Nel secondo dopoguerra, poi questo rapporto viene corroborato dall’arrivo nel mondo arabo di molti ex nazisti, implicati nella Soluzione Finale (Aloïs Brunner, Aloïs, Moser, Wilhelm Farmbacher, Bernhard Berner, ecc.) che guadagnano molti proseliti all’antisemitismo propugnato nello scritto hitleriano. Anche oggi, la consonanza dell’antisionismo sviluppato nel Mein Kampf con le pulsioni antiebraiche ed anti-israeliane di larga parte del nazionalismo del mondo islamico, viene confermata dal picco di vendite che l’opera ha fatto registrare nel 2007 in Indonesia, il più grande paese musulmano del mondo, con ben quindicimila copie.

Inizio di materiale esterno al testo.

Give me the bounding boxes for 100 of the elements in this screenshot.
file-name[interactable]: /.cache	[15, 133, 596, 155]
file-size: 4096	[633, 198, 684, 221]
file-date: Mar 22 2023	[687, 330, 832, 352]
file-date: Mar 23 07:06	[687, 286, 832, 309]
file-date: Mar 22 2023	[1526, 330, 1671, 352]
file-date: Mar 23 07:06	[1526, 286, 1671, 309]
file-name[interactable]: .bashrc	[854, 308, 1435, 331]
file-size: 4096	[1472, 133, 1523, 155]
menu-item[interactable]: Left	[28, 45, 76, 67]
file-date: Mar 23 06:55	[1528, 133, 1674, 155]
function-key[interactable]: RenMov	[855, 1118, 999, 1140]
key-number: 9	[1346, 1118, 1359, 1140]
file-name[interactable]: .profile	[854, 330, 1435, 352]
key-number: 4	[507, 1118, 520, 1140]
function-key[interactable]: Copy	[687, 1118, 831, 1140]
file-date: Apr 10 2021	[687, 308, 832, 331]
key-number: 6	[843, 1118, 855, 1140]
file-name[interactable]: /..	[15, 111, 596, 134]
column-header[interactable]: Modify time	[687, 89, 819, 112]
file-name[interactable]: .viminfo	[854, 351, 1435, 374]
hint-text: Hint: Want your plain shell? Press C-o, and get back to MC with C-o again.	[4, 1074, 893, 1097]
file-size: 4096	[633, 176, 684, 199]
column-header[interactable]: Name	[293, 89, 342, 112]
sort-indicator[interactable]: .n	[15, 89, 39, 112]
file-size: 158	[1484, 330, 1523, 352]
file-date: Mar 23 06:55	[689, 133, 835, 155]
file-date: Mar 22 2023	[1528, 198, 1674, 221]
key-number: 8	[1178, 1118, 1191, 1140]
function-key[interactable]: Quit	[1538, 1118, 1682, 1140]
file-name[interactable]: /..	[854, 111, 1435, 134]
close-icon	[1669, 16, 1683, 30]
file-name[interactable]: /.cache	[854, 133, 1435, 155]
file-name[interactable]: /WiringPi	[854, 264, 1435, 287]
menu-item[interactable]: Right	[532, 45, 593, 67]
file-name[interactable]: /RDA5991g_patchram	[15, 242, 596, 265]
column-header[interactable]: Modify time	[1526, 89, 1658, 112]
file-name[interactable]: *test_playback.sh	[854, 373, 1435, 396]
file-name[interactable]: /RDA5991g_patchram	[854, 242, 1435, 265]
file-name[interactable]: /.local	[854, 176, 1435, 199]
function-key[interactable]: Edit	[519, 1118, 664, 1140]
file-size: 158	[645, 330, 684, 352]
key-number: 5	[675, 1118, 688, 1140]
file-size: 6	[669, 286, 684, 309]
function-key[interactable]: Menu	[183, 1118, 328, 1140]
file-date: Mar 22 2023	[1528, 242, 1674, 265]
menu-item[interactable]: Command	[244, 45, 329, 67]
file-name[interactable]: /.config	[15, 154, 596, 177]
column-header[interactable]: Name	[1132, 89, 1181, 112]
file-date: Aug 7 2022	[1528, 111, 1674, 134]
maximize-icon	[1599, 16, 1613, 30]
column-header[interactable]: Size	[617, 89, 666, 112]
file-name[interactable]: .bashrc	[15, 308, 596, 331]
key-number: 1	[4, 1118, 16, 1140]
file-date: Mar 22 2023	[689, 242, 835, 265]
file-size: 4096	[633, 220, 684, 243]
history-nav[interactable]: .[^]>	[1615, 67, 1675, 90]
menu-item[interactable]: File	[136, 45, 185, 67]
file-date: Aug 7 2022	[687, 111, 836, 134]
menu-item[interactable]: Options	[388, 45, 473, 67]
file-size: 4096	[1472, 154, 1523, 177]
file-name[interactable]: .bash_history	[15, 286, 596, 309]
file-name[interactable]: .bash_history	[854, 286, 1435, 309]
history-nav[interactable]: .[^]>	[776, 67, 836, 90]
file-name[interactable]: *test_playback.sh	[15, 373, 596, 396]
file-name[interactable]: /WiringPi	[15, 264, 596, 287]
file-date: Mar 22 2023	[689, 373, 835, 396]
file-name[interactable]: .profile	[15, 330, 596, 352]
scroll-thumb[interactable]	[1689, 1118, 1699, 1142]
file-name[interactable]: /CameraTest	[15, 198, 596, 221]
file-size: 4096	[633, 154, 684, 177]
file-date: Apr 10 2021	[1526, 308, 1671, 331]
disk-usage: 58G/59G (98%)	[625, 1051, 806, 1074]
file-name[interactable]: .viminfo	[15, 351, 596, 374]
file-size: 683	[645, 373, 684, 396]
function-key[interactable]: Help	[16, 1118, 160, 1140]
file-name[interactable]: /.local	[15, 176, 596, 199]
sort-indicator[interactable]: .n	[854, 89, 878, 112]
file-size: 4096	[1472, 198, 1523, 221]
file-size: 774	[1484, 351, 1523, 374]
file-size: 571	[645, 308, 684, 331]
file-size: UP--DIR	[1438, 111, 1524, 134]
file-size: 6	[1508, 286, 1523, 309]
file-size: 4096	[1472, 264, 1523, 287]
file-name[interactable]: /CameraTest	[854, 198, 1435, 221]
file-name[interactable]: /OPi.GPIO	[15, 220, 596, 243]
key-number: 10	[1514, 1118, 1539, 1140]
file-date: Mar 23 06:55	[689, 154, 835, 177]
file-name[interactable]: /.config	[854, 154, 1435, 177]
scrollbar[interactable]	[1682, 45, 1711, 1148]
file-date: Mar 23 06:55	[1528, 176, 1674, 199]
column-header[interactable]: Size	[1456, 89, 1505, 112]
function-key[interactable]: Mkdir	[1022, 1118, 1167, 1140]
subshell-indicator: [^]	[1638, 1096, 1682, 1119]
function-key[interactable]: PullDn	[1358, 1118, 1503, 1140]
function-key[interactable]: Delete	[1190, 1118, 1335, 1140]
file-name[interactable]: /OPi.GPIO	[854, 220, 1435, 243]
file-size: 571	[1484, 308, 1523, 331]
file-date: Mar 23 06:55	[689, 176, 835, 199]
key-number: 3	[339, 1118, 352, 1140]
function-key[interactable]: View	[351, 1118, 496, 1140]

Altro caso eclatante della diffusione del Mein Kampf, infine, è rappresentato dalla Turchia, dove risulta tra i libri più venduti. In modo crescente, diversi esponenti delle classi dirigenti e dei gruppi militari infatti si avvicinano al tradizionale antiamericanismo ed antisionismo dell’estrema destra e degli integralisti islamici, trovando nell’opera hitleriana argomenti spendibili per saldare, nel segno dell’ultranazionalismo, l’identità culturale e politica del giovane stato turco.

Lo studio di Vitkine mostra dunque la straordinaria circolazione del Mein Kampf, invitando, attraverso la vivace analisi proposta, a tenere ben aperta la riflessione su questo controverso e problematico testo.